Based on this rationale, a number nursing organizations, state level legislators, regulatory bodies, and various other national organizations and policy thinktanks advocate for an expanded role, particularly in the field of primary care, for nurse practitioners. According to the article, a number of states have already implemented or are presently considering legislation to expand the role of nurse practitioners. For example, a Colorado bill would enable nurse practitioners to issue orders in the same way as a physician. Practically speaking, this would mean that a nurse practitioner, in addition to being able to order medications, would also be able to issue orders directing the treatment of the patient (e.g., orders to admit the patient, CT/MRI orders, consultation orders, etc.)

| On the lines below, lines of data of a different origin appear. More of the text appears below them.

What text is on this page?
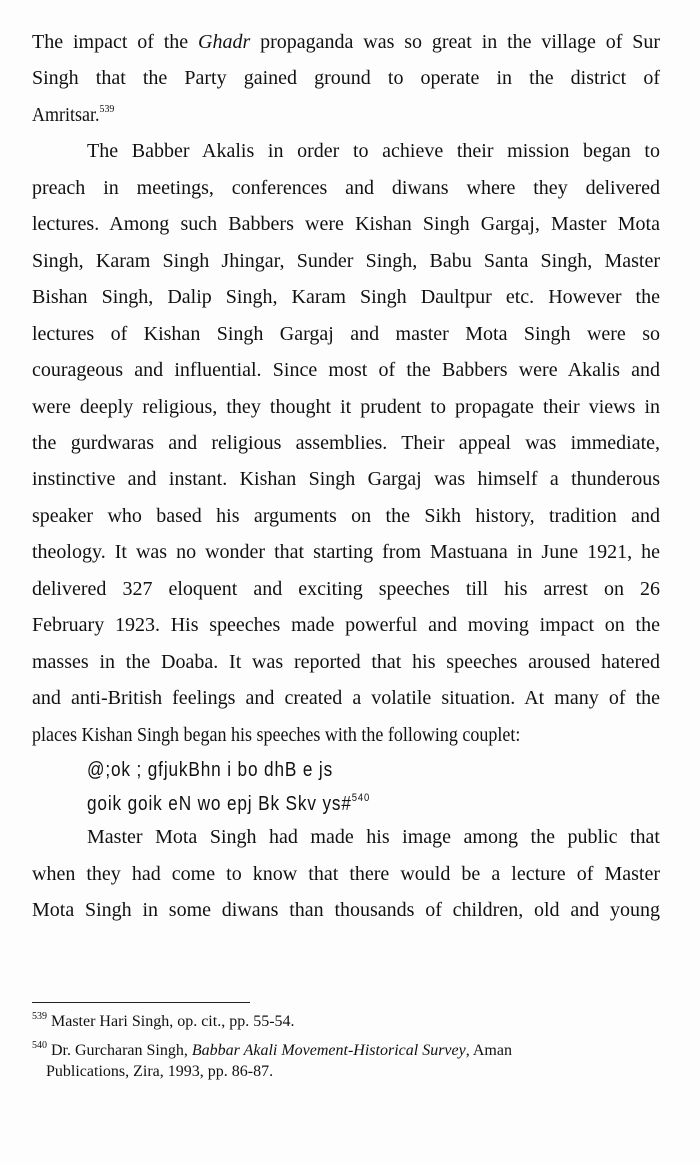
The impact of the Ghadr propaganda was so great in the village of Sur
Singh that the Party gained ground to operate in the district of
Amritsar.$^{539}$
The Babber Akalis in order to achieve their mission began to
preach in meetings, conferences and diwans where they delivered
lectures. Among such Babbers were Kishan Singh Gargaj, Master Mota
Singh, Karam Singh Jhingar, Sunder Singh, Babu Santa Singh, Master
Bishan Singh, Dalip Singh, Karam Singh Daultpur etc. However the
lectures of Kishan Singh Gargaj and master Mota Singh were so
courageous and influential. Since most of the Babbers were Akalis and
were deeply religious, they thought it prudent to propagate their views in
the gurdwaras and religious assemblies. Their appeal was immediate,
instinctive and instant. Kishan Singh Gargaj was himself a thunderous
speaker who based his arguments on the Sikh history, tradition and
theology. It was no wonder that starting from Mastuana in June 1921, he
delivered 327 eloquent and exciting speeches till his arrest on 26
February 1923. His speeches made powerful and moving impact on the
masses in the Doaba. It was reported that his speeches aroused hatered
and anti-British feelings and created a volatile situation. At many of the
places Kishan Singh began his speeches with the following couplet:
@;ok ; gfjukBhn i bo dhB e js
goik goik eN wo epj Bk Skv ys#$^{540}$
Master Mota Singh had made his image among the public that
when they had come to know that there would be a lecture of Master
Mota Singh in some diwans than thousands of children, old and young
$^{539}$ Master Hari Singh, op. cit., pp. 55-54.
$^{540}$ Dr. Gurcharan Singh, Babbar Akali Movement-Historical Survey, Aman
Publications, Zira, 1993, pp. 86-87.
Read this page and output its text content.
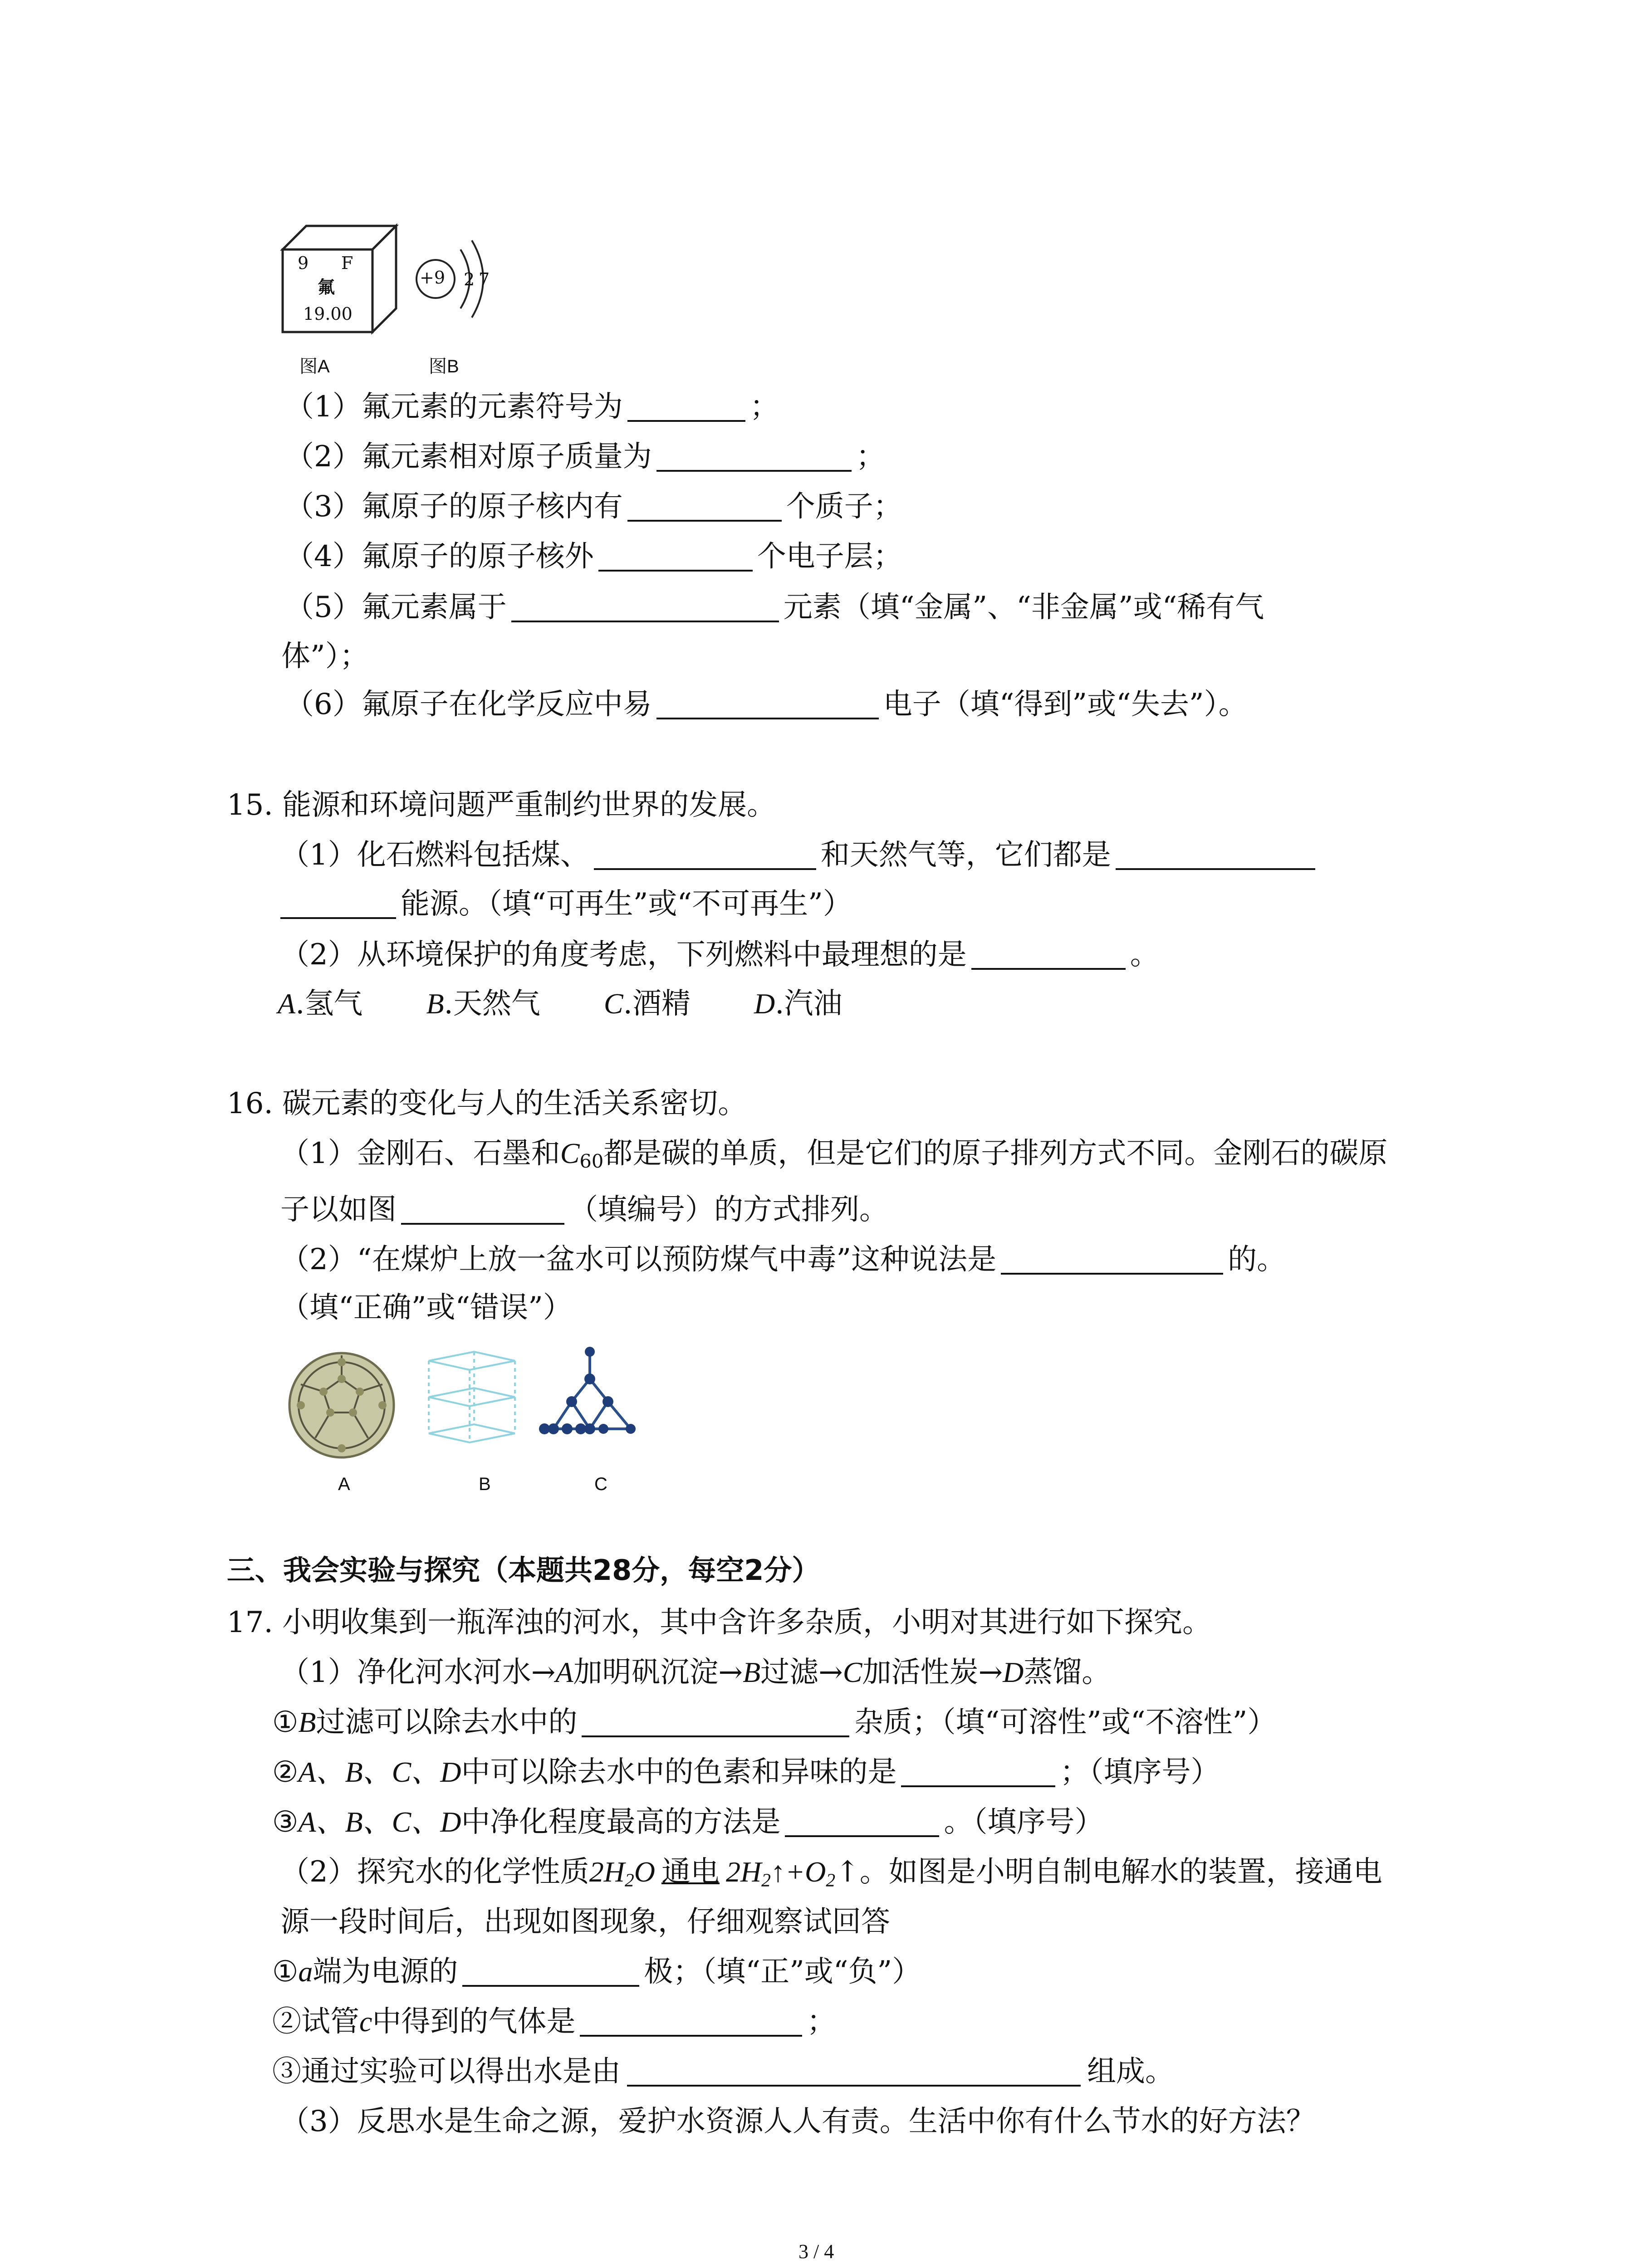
9 F
氟
19.00
+9 2 7
图A	图B
（1）氟元素的元素符号为	；
（2）氟元素相对原子质量为	；
（3）氟原子的原子核内有	个质子；
（4）氟原子的原子核外	个电子层；
（5）氟元素属于	元素（填“金属”、“非金属”或“稀有气
体”）；
（6）氟原子在化学反应中易	电子（填“得到”或“失去”）。
15. 能源和环境问题严重制约世界的发展。
（1）化石燃料包括煤、	和天然气等，它们都是
能源。（填“可再生”或“不可再生”）
（2）从环境保护的角度考虑，下列燃料中最理想的是	。
A.氢气 B.天然气 C.酒精 D.汽油
16. 碳元素的变化与人的生活关系密切。
（1）金刚石、石墨和$C_{60}$都是碳的单质，但是它们的原子排列方式不同。金刚石的碳原
子以如图	（填编号）的方式排列。
（2）“在煤炉上放一盆水可以预防煤气中毒”这种说法是	的。
（填“正确”或“错误”）
A	B	C
三、我会实验与探究（本题共28分，每空2分）
17. 小明收集到一瓶浑浊的河水，其中含许多杂质，小明对其进行如下探究。
（1）净化河水河水→A加明矾沉淀→B过滤→C加活性炭→D蒸馏。
①B过滤可以除去水中的	杂质；（填“可溶性”或“不溶性”）
②A、B、C、D中可以除去水中的色素和异味的是	；（填序号）
③A、B、C、D中净化程度最高的方法是	。（填序号）
（2）探究水的化学性质$2H_2O$ 通电 $2H_2↑+O_2↑$。如图是小明自制电解水的装置，接通电
源一段时间后，出现如图现象，仔细观察试回答
①a端为电源的	极；（填“正”或“负”）
②试管c中得到的气体是	；
③通过实验可以得出水是由	组成。
（3）反思水是生命之源，爱护水资源人人有责。生活中你有什么节水的好方法？
3 / 4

While these proposed reforms may be practical and serve a utilitarian purpose, one can’t help but wonder if the quality of health care rendered to millions of Americans is going to be compromised as a consequence. The easy answer is not always the right answer. It may be true that there are more nurse practitioners in the U.S. than there are physicians (there are about 125,000 more nurse practitioners). If allowed, nurse practitioners could certainly fill the void. But, the critical inquiry remains: are nurse practitioners sufficiently qualified to serve as substitutes for physicians? For example,
The American Medical Association (AMA) and doctors’ groups at the state level have been urging state legislators and licensing authorities to move cautiously, arguing that patient care could be compromised.
The AMA issued a report in which it questioned whether nurse practitioners are sufficiently qualified to render medical care in areas currently restricted to physicians.
“To back up its claims, the report cites recent studies that question the prescription methods of some nurse practitioners, as well as a survey that reported only 10 percent of nurse practitioners questioned felt well prepared to practice primary care.”
The idea that nurse practitioners are qualified to serve as substitutes for physicians it truly worrisome. There is a reason why nurse practitioners are not physicians – they don’t have the same level of training and expertise. Surely, there are patients with fairly simple medical complaints, which probably could be addressed by nurse practitioners; however, what about the inevitable complex patient? Are nurse practitioners sufficiently trained to simultaneously recognize the interplay of multiple medical conditions, as well as determine the interplay of necessary medications, radiographic studies and necessary follow up care? I for one will make sure to be seen by a physician.